After his divorce, Klassen said he planned to live in a basement suite in Clearbrook for the rest of his life, surrounded by his collection of Sears catalogues from the 1980s and Star Wars figurines that were still in their original packaging. He also plans to be surrounded by his own filth and loneliness.
“The 3-D printer has eliminated any need I ever had for female companionship,” said Klassen. “Quite frankly, I don’t think I’ll ever need to leave the house or put on a pair of pants anymore.”
The 3-D printer has been banned by many Mennonite churches who claim it can be used for a weapon to break up families.
“If they can 3-D print farmer sausage, soon all the Mr. Klassens and Mr.

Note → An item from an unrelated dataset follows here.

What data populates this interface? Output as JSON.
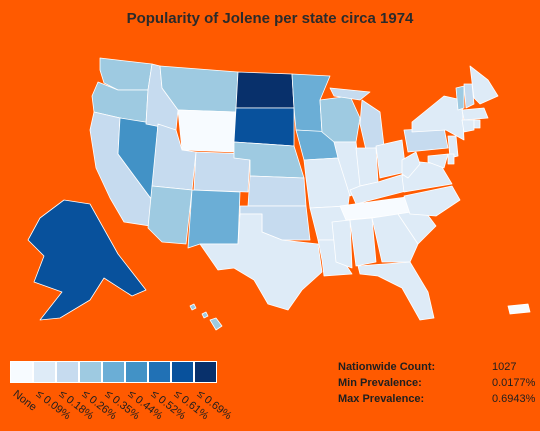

Pletts will be leaving their marriages and living in basement suites alone,” said Reverend Doug. “I mean, women will be leaving their husbands, too. With this machine, any Mennonite man can easily be replaced by just 3-D printing a big lazy wad of plastic and propping in on the couch.”
Reverend Doug preached an hour-long sermon warning against the new technology.
“The only thing holding our marriages together is the lack of 3-D printing,” said Reverend Doug. “We must not allow this new apparatus to destroy our way of life.”
The peculiar-coloured and odd-tasting faspa this Sunday led to rumours that it, too, had been 3-D printed, although others suggested it had just been Mrs. Dueck’s turn to be in charge and her faspa all “tastes a little suspect.”